И вот они спустились на равнину. Горная сказка для Чураевых окончилась, а вместе с нею что-то кончилось еще.… Кончилось какое-то свободное свое “вчера” и наступило неопределенное и вынужденное “сегодня”. Красивы, широки, цветисты были долины новой земли, а быстро пролетевших дней в горах нельзя было забыть, как сладостного сновидения.

* * *

Если бы Василий с Надеждой Сергеевной были погрубее или даже если бы они были победнее одеты и их дети не имели бы такого привлекательного и чистого вида, — их приняли бы в доме Онисимова тестя задушевнее и проще. Но так как они глядели господами, то все в доме всполошилось и стеснилось. Старик Степан Степаныч замкнулся в себя, улыбался и помыкивал, теща говорила шепотом, а обе молодухи и сын-большак (младший был в солдатах) держались в стороне, уступив гостям все три чистые горницы в большом доме.

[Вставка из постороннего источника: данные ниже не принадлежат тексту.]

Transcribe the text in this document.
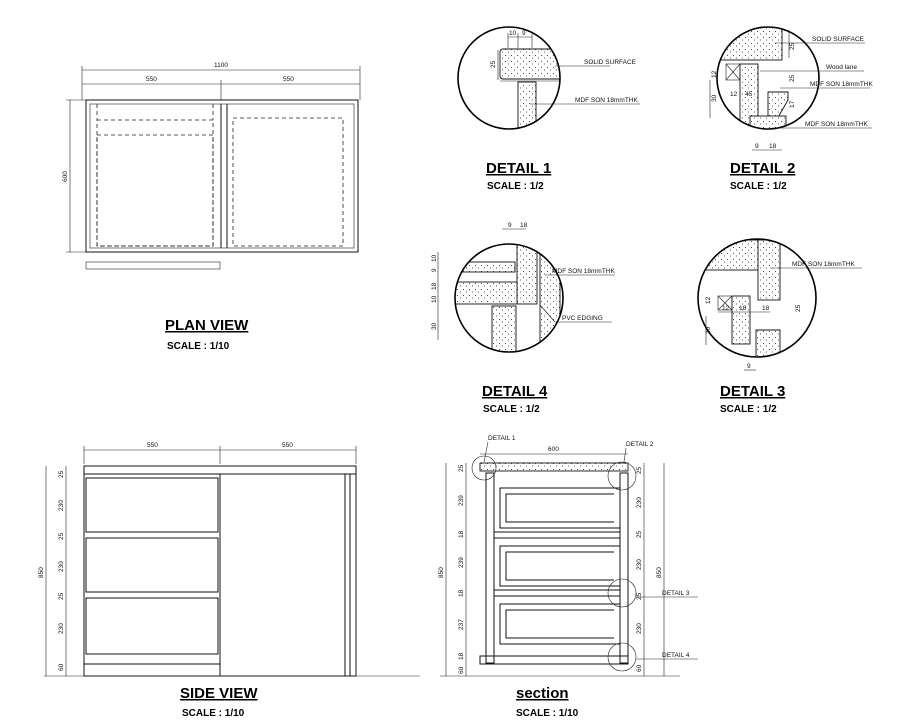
1100
550	550
600
PLAN VIEW
SCALE : 1/10
10 9
25	SOLID SURFACE
MDF SON 18mmTHK
DETAIL 1
SCALE : 1/2
SOLID SURFACE
Wood lane
MDF SON 18mmTHK
MDF SON 18mmTHK
25
12
25
30
12 45
17
9 18
DETAIL 2
SCALE : 1/2
9 18
10
9
18
10
30
MDF SON 18mmTHK
PVC EDGING
DETAIL 4
SCALE : 1/2
MDF SON 18mmTHK
12
12 18 18	25
30
9
DETAIL 3
SCALE : 1/2
550	550
850
25
230
25
230
25
230
60
SIDE VIEW
SCALE : 1/10
DETAIL 1
DETAIL 2
600
DETAIL 3
DETAIL 4
850
25
239
18
239
18
237
18
60
850
25
230
25
230
25
230
60
section
SCALE : 1/10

В то же время если бы Василий со своей семьею были действительно в положении господ, приехавших на отдых, — они бы приняли заботу о себе как должное. Господами приехали, господами и уедут. Но теперь их положение было совсем иное. Лошадь, данная Василию в горах знакомым пчеловодом Федором Степанычем, была каким-то нервом этого иного положения. Заботясь о ней, досматривая и за лошадьми Онисима, который на радостях загулял с родней, Василий поил и кормил лошадей, а когда вышла вся трава, решил запречь одну из них и ехать на покос за свежею травой. Это было целое событие.

Во-первых, Василий обрядился в старый Онисимов пиджак и ситцевую опояску канареечного цвета. Коля убежал и сообщил все по секрету маме и Наташе и кошачьими шагами прибежал к отцу.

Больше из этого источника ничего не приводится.